Gerekli hasar tespitlerin Tarım ve Orman Bakanlığı tarafından yürütüldüğünü belirten Bayraktar, "Türkiye’nin tabii her tarafında yaşadığımız bu büyük afeti görme imkanı buldum. Yaşadığımız en büyük afet diyebiliriz. Ben bu yaşa geldim, böyle büyük bir afet görmedim. Tarihin en büyük afetini yaşıyoruz ve bu afeti, üzülerek ifade ediyorum, 65 ilimizde yaşıyoruz. Geçen hafta ben Güneydoğu Anadolu Bölgesi’ndeydim. Orada da ciddi bir kuraklık var. Hububat alanlarını etkilemiş ve çiftçimizi mağdur etmiş durumda. Tabii aslında bu mevsimsel kaymalar bundan sonra da devam edecek. Yani bunun tedbirlerini de şimdiden almak gerekiyor. Kışın sonbaharı yaşadık, ilkbahara geldik, ilkbahar ayında kışı yaşadık. Aslında Ocak ayından beri baktığımızda yağış bekliyoruz. Biz yağış beklerken bir karla karşılaştık. Tabii kar yağsın, önemli değil ama arkasından don hadisesi bizi perişan etti. Son 30 yılın en düşük sıcaklık değerleriyle karşı karşıya kaldık. Türkiye’de üzülerek ifade ediyorum, afet sayısı artıyor. 2014 yılında 500 olan afet sayısı, 2024 yılına geldiğimizde bin 457 rakamına ulaştı. Şimdi afet sayısının artmasının yanında, afetin asıl tehlikeli olanı, şiddeti artıyor. Bazı ürünleri kurtarmak bazı tedbirlerle mümkün olabilir. Ama sıfırın altında 10 dereceden sonra, sıfırın altında 15 derecelerde, sıfırın altında 20 derecelerde hiçbir ürünü kurtarma şansımız olmadı. Ve 65 ilimizde birçok, özellikle meyve bahçemiz perişan oldu" dedi.

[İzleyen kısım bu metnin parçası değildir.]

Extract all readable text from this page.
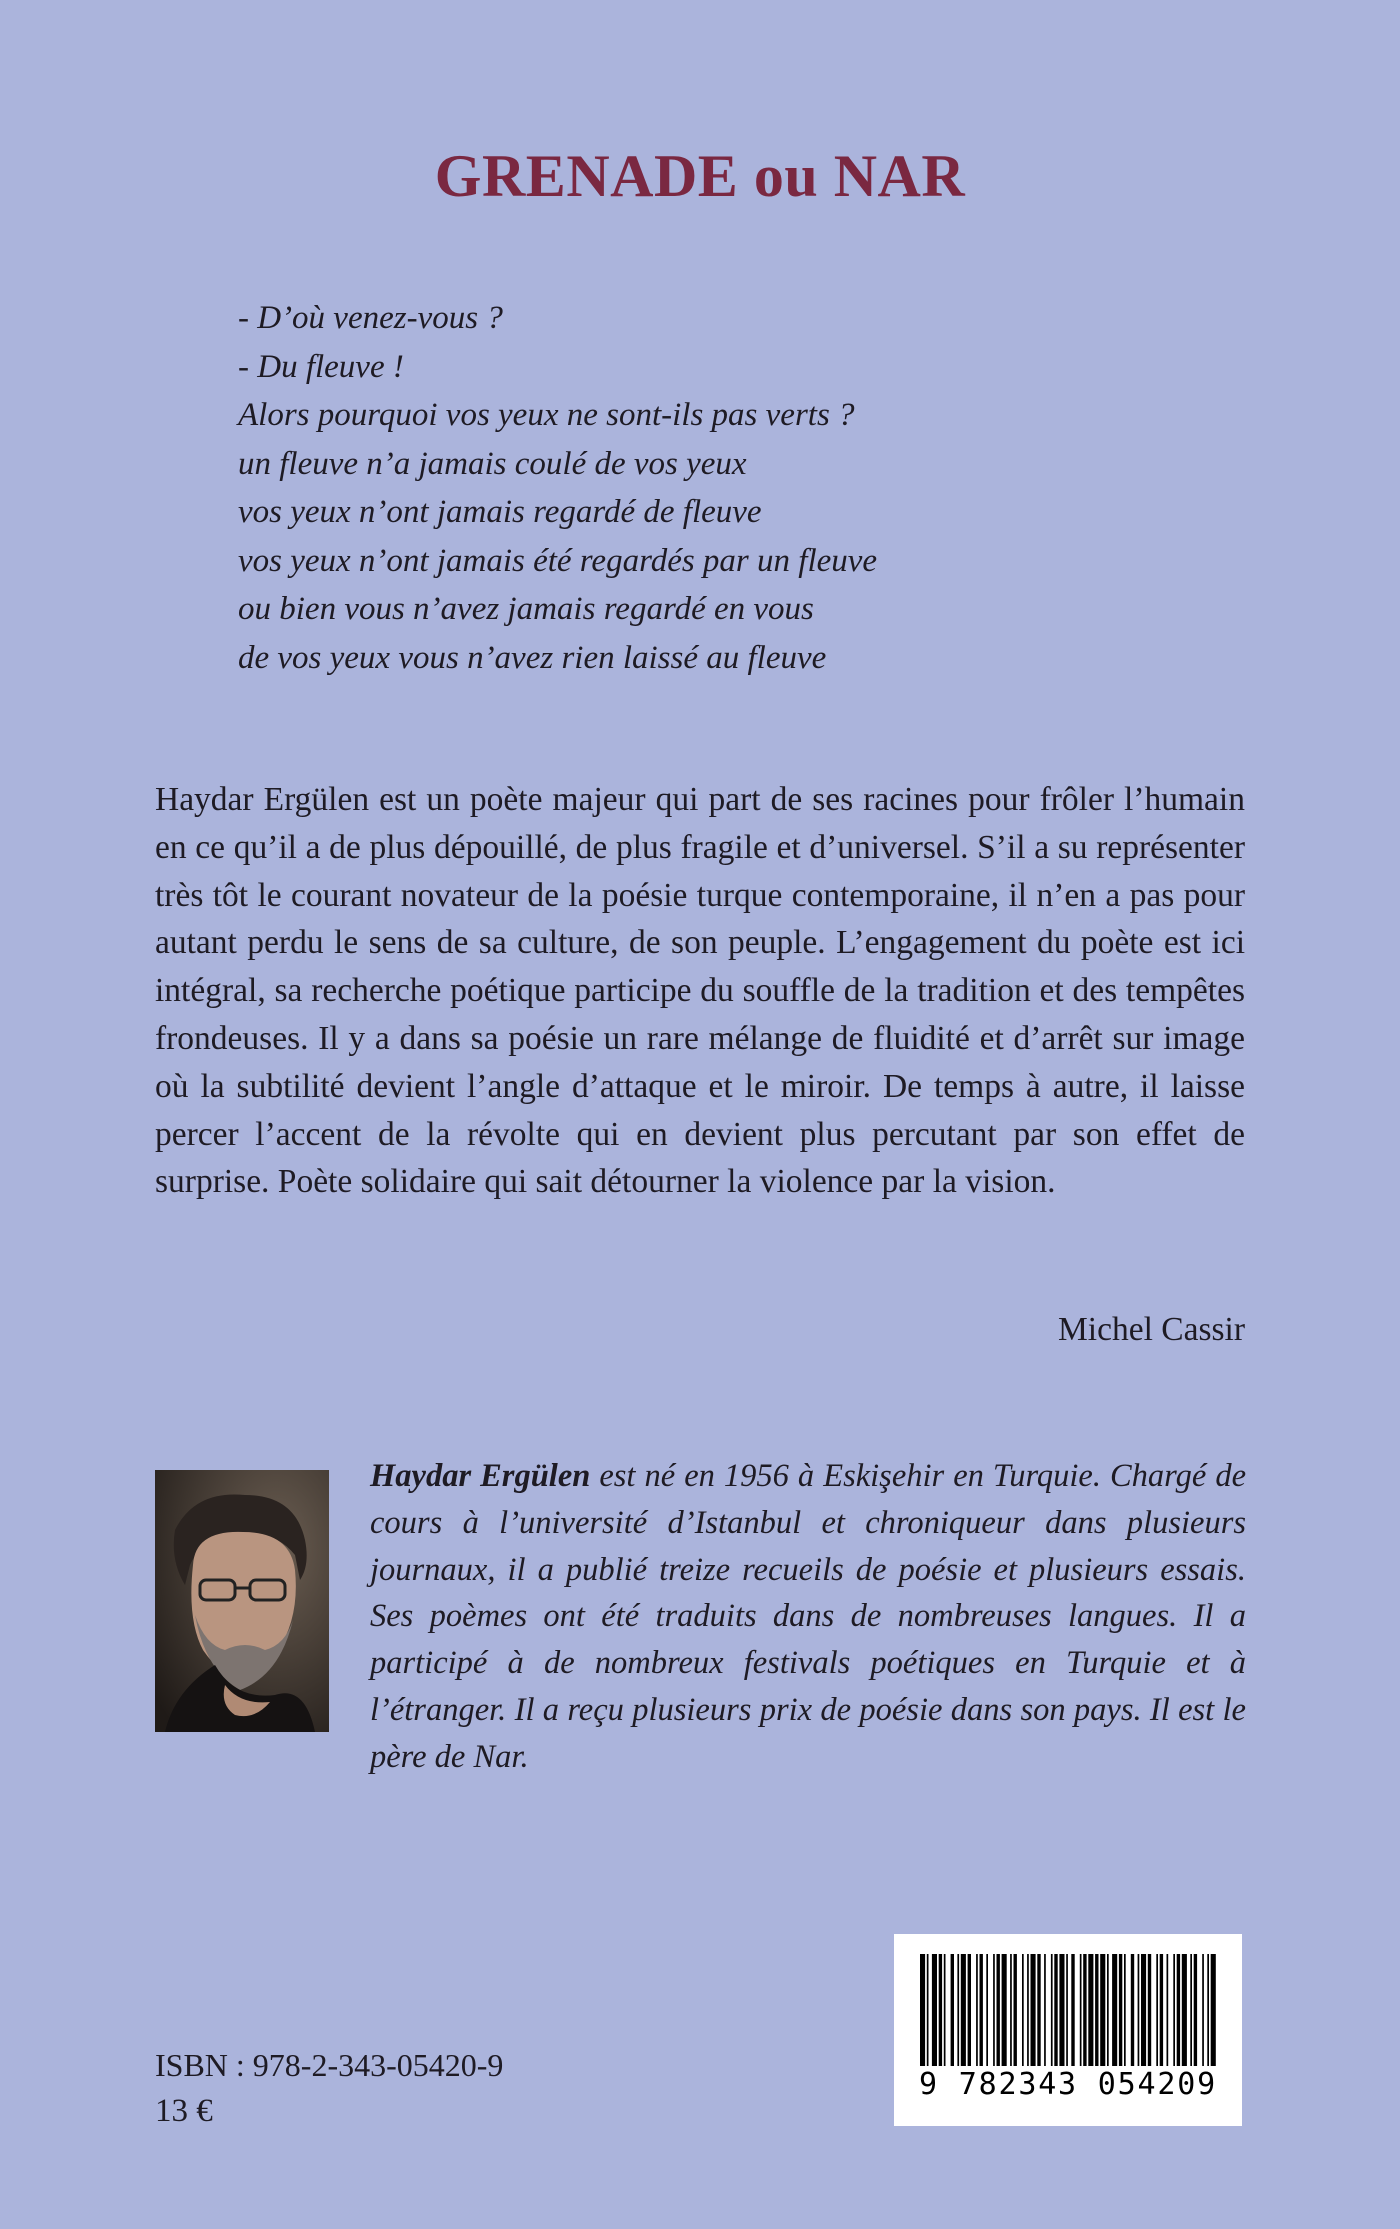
GRENADE ou NAR
- D’où venez-vous ?
- Du fleuve !
Alors pourquoi vos yeux ne sont-ils pas verts ?
un fleuve n’a jamais coulé de vos yeux
vos yeux n’ont jamais regardé de fleuve
vos yeux n’ont jamais été regardés par un fleuve
ou bien vous n’avez jamais regardé en vous
de vos yeux vous n’avez rien laissé au fleuve
Haydar Ergülen est un poète majeur qui part de ses racines pour frôler l’humain en ce qu’il a de plus dépouillé, de plus fragile et d’universel. S’il a su représenter très tôt le courant novateur de la poésie turque contemporaine, il n’en a pas pour autant perdu le sens de sa culture, de son peuple. L’engagement du poète est ici intégral, sa recherche poétique participe du souffle de la tradition et des tempêtes frondeuses. Il y a dans sa poésie un rare mélange de fluidité et d’arrêt sur image où la subtilité devient l’angle d’attaque et le miroir. De temps à autre, il laisse percer l’accent de la révolte qui en devient plus percutant par son effet de surprise. Poète solidaire qui sait détourner la violence par la vision.
Michel Cassir
Haydar Ergülen est né en 1956 à Eskişehir en Turquie. Chargé de cours à l’université d’Istanbul et chroniqueur dans plusieurs journaux, il a publié treize recueils de poésie et plusieurs essais. Ses poèmes ont été traduits dans de nombreuses langues. Il a participé à de nombreux festivals poétiques en Turquie et à l’étranger. Il a reçu plusieurs prix de poésie dans son pays. Il est le père de Nar.
ISBN : 978-2-343-05420-9
13 €
9 782343 054209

"Bu taleplerin yerine gelmesi lazım"


Üreticilerin taleplerinin olduğunu ve bunların yerine getirilmesinin önemine dikkat çeken Bayraktar, "Çorum’da da, ceviz bahçesi, armut bahçesi, elma bahçesi ve diğer birçok meyvemiz zarar görmüş durumda. Burası da bir don felaketiyle karşı karşıya kalmış durumda. Üreticilerimizin beklentileri de bu afetin büyüklüğüne göre şekilleniyor. Burada da gördük. Dallar kurumuş, meyve ağaçlarının gövdeleri zarar görmüş. Bu, şu demektir; önümüzdeki yıllarda bu ağaçlar meyve tutumu yapmayacak demektir. Belki iyi bakım yapmamız kaydıyla, bazı bahçeleri kurtarmamız mümkün olabilir" diye konuştu.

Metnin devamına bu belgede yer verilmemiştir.